If I lived beside a beach it would be far, far away, it would be wild and windswept and I would trudge along it head down into the wind scouring the ground for strange rocks that the ocean brought me, shells with their wonderful magical spirals, and drift wood smoothed by the ocean. Daily I would wander alone, as in a dream hearing the song of the sea, the poetry of the wind and the cry of the sea birds. Walking alone far from other people is where my songs and stories come from, the irony of wishing to be always alone is that I would have nobody to hear the stories and songs that I make, and who are they for anyway?

This is a strange thing, I have written many stories and not shared them up to this point, I am not talking about this kind of story that I am telling you now, I also write fantasy tales, perhaps they are folk tales, (or fairy tales) in as far as my songs are folk songs.

The other irony of my life is that though I long to live in that far away place I have never achieved it, and I have had four beautiful daughters, who would probably feel a bit put out if we lived on some remote rocky outcrop in the North Sea.

Would I really love it? Judging by my current life adrift at sea, perhaps I would not.

My life has been told to me in stories, there is a narrator who lives in my head and she speaks to me almost constantly, she used to continuously tell me Tales of Woe, but I discovered that my narrator doesn’t really care what story she is telling as long as she is telling something. So I chose some time ago to redirect her energy into telling me tales that I would like to hear. Sometimes I wonder if I should name her, but perhaps she is me?

She would love to live in a tumbledown shack on the remote Island growing vegetables and writing stories, singing to the sea by day and to the piano by night.
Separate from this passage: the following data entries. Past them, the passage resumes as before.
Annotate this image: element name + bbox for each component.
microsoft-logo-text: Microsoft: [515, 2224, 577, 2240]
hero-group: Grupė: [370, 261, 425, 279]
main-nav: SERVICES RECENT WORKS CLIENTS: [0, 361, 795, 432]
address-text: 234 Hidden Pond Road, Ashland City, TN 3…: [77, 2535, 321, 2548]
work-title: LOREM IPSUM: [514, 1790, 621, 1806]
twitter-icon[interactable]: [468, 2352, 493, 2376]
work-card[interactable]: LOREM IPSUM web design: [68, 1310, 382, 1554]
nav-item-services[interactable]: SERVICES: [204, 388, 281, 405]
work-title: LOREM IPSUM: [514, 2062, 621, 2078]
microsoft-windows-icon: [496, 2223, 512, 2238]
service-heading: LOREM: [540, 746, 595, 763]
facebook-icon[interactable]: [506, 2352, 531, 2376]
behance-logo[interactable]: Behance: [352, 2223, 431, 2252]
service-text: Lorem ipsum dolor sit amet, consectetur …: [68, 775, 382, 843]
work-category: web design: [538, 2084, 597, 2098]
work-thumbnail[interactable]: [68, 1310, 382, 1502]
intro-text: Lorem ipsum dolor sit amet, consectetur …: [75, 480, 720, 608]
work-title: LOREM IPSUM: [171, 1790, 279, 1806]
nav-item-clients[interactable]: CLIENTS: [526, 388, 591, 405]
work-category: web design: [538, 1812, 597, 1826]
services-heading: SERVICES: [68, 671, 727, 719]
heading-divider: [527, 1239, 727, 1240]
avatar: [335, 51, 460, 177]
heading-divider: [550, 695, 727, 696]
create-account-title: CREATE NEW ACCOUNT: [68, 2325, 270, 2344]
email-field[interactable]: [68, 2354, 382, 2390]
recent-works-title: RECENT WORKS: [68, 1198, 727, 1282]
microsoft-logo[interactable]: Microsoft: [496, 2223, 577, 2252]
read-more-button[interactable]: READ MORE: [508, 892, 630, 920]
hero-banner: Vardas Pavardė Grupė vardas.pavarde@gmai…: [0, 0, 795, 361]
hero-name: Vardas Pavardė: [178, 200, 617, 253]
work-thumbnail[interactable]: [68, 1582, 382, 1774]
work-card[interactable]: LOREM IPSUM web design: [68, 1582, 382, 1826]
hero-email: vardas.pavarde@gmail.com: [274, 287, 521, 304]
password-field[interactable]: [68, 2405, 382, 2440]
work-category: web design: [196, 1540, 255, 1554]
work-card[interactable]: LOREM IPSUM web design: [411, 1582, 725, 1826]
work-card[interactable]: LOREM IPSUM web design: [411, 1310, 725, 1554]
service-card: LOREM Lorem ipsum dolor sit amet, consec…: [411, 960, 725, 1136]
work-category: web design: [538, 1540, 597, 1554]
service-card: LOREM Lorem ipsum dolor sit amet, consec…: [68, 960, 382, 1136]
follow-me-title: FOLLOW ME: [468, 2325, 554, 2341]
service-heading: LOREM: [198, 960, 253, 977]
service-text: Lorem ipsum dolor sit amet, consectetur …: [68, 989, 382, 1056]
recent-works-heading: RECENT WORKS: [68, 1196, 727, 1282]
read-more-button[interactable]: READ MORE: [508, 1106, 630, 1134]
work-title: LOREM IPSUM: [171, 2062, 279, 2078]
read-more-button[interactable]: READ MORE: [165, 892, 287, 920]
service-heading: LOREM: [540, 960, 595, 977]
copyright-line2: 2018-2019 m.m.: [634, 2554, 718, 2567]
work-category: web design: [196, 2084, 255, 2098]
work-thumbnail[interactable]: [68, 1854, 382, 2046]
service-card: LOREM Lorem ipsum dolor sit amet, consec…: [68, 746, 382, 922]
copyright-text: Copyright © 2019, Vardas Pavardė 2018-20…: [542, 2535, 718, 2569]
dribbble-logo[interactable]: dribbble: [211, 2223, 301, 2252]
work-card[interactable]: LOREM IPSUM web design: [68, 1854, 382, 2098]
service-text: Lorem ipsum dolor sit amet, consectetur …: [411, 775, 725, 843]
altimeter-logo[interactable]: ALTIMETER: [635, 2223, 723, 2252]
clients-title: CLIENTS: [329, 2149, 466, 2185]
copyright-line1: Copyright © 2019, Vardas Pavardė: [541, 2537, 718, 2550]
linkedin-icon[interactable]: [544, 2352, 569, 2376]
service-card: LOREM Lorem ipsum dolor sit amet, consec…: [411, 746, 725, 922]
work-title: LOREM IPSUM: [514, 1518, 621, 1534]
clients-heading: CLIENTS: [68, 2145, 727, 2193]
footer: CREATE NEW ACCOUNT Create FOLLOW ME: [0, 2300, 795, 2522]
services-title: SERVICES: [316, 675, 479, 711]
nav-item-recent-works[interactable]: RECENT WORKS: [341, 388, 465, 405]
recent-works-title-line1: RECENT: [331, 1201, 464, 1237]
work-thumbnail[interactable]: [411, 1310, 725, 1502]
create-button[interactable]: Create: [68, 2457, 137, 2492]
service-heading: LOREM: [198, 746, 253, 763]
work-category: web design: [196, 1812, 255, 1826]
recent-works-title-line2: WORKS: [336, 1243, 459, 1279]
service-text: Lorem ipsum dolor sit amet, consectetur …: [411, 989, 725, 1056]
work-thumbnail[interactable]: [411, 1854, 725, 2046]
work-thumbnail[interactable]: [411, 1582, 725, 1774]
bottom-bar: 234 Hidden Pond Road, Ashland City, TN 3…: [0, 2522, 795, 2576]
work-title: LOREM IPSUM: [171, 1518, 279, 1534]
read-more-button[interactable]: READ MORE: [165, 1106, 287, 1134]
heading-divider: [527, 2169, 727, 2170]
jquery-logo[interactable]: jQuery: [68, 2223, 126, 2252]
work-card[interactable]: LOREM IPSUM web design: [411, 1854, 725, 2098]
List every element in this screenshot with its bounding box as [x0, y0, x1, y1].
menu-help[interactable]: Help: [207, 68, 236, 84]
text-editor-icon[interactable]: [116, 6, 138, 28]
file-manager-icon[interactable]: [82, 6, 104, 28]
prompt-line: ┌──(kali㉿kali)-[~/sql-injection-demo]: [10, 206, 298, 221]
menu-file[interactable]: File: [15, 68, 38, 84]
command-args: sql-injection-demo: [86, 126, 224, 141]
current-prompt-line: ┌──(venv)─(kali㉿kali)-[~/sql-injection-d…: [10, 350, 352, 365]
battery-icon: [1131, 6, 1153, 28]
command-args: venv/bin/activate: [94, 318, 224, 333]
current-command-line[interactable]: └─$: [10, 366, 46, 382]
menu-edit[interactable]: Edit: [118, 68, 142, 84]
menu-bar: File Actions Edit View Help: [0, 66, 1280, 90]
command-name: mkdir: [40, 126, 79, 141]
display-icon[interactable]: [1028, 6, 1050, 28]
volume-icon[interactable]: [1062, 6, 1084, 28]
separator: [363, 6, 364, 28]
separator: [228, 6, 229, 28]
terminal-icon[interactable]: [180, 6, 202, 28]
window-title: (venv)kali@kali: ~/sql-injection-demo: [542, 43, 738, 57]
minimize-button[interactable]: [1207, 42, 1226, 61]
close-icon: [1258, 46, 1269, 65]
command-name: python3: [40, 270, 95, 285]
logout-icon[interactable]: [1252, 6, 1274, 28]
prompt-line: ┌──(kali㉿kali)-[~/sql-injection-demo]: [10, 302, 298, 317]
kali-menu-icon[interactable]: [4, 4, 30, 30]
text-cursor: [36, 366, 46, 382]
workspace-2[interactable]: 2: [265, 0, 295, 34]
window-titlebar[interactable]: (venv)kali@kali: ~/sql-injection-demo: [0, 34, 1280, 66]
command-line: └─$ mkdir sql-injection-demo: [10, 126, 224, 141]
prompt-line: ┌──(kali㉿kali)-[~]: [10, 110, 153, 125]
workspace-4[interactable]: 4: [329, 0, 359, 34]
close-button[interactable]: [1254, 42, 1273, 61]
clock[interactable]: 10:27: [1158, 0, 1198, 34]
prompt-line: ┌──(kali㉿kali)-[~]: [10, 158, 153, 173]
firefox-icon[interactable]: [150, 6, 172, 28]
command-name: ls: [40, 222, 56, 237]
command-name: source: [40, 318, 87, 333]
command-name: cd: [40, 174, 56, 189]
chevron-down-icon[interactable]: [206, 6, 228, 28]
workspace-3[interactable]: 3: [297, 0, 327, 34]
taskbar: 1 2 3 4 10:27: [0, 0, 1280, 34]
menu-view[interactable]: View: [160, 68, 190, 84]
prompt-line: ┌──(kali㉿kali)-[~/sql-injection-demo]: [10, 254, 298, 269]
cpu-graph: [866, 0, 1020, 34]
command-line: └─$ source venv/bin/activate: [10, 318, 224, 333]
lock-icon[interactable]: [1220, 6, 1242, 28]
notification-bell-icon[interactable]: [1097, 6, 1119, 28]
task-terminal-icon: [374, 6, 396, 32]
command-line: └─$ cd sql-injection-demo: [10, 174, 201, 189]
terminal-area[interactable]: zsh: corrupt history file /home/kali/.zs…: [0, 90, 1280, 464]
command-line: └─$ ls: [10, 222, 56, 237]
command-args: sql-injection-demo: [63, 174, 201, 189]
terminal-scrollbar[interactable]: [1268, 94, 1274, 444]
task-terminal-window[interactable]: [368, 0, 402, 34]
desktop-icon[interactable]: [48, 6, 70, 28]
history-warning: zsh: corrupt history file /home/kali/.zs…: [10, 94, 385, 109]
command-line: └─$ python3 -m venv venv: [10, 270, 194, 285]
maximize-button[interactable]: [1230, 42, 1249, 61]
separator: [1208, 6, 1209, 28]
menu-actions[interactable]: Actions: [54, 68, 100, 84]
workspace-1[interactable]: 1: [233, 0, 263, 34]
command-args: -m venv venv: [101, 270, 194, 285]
As long as the roof doesn’t leak, as long as the wind blowing in through all the gaps in the tumbledown shack doesn’t give her a sleepless night or a sore neck. As long as she can see the stars at night through the skylight in her roof.

harigovind-kaninghat-tCz_QiqHbFg-unsplash

Imagine the blackness at night and the infinite brightness of the stars, far from anywhere, far from streetlights.

Out here on the ocean that is what we see at night, there are so many stars; I cannot comprehend how all of this is possible? It is one of the great beauties of the ocean.

They say one can navigate by the stars; perhaps I should have concentrated at school a bit more, stared dreamily out of the windows a bit less. Although I am not sure if they taught nautical navigation at my school, they may have done, my one clear memory of my secondary school consists of various different views from strange old windows that opened kind of diagonally inwards. I often wondered if they were designed like that so that you couldn’t climb out of them, although in my imagination I climbed out of them daily.

I believe that my imagination was given to me for times like these, just like the game I play when I imagine what is outside my room, I can be where I am but feel as if I am anywhere in the whole wide world.  And right now as the sea swell pushes my little boat up and down far out on the ocean, I have no idea where that is.